= Harry Stendhal =

American art dealer (born 20th century)

Harry Stendhal (born 20th century) is an American gallerist, arts organization founder, and entrepreneur.

==Galleries==
As an art dealer, he operated the Stendhal commercial gallery in the Soho section of New York City and then the Maya Stendhal Gallery in Chelsea section of New York City (in partnership with his sister, Maya). His galleries exhibited artists including the painters Ron English and Rick Prol, the Dadaist Hans Richter and the Fluxus group members Ken Friedman and Larry Miller.

In 2007, Richter's artistic archives were displayed at the gallery in an exhibition comprehensive of his Dada years and collaboration with Viking Eggeling, a fellow Dadaist who created the film Symphonie Diagonal and Hans Richter Rhythmus 21. The exhibition, entitled Universal Language and the Avant-Garde, was covered in Artforum.

After exhibiting George Macunias's work at his now-closed gallery, he opened the foundation in 2011. When it had an artspace, the organization's purpose was to exhibit the entire inter-disciplinary body work of Macunias, the Lithuanian-born co-founder of the Fluxus art movement. Stendhal's exhibitions of Maciunas's work were covered by, among others, Anthony Haden-Guest in the Financial Times and Fionn Meade in ArtForum.

In 1991, the Soho gallery hosted a benefit organized for the charity God's Love We Deliver, which brings meals to homebound people with AIDS and other serious illnesses. The benefit was organized by fashion photographer Francesco Scavullo and featured men's suits by designers, including Issac Mizrahi, Todd Oldham and Romeo Gigli, which were then embellished (painted upon) by such artists as Ronnie Cutrone and Ron English.

In 2004, Harry and his sister Maya commissioned the painter and filmmaker Jeff Scher to create an animated film portrait of their friend Susan Shin and then offered the ability to commission a similar rendering to gallery clients. This endeavor was reported on by The New York Times.

Stendhal himself is a presence on the New York City social scene; his events draw press coverage as does his goings on about town.

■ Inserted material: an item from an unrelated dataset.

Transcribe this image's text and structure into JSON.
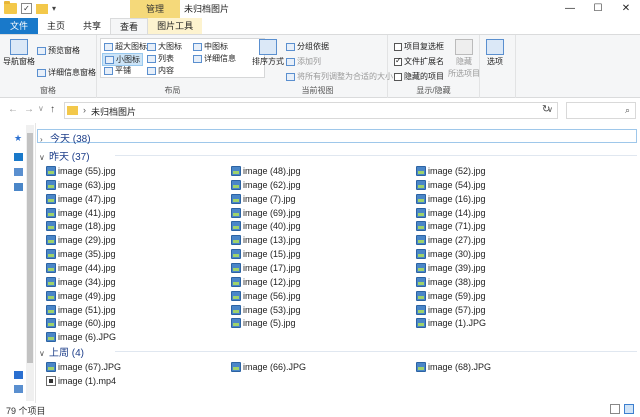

During the second incarnation of his gallery, Stendhal became ensnared in legal imbroglios with graphic designer and visual artist Paula Scher and the filmmaker and visual artist Jonas Mekas, a then-octagenarian, who accused the Stendhal gallery of selling his artwork without his consent and or reimbursement for among other things as an avenue for Stendhal to cover his tab at the restaurant Cipriani Downtown. The Mekas case was eventually settled out of court.

==Fluxus llc. and the Fluxhouse==
In 2013, he co-founded Fluxus llc, a privately held construction technology firm. In 2020, Fluxus – with cooperation with Arcadis – presented Harnessing Prefabrication to Tackle the Affordable Housing Challenge: A Global Partnership Approach at the Advancing Prefabrication conference in Dallas, Texas. The firm's prototype, the "Fluxhouse", is shown in augmented reality on the website of the World Economic Forum for whom Fluxus llc. is helping to implement augmented reality technology.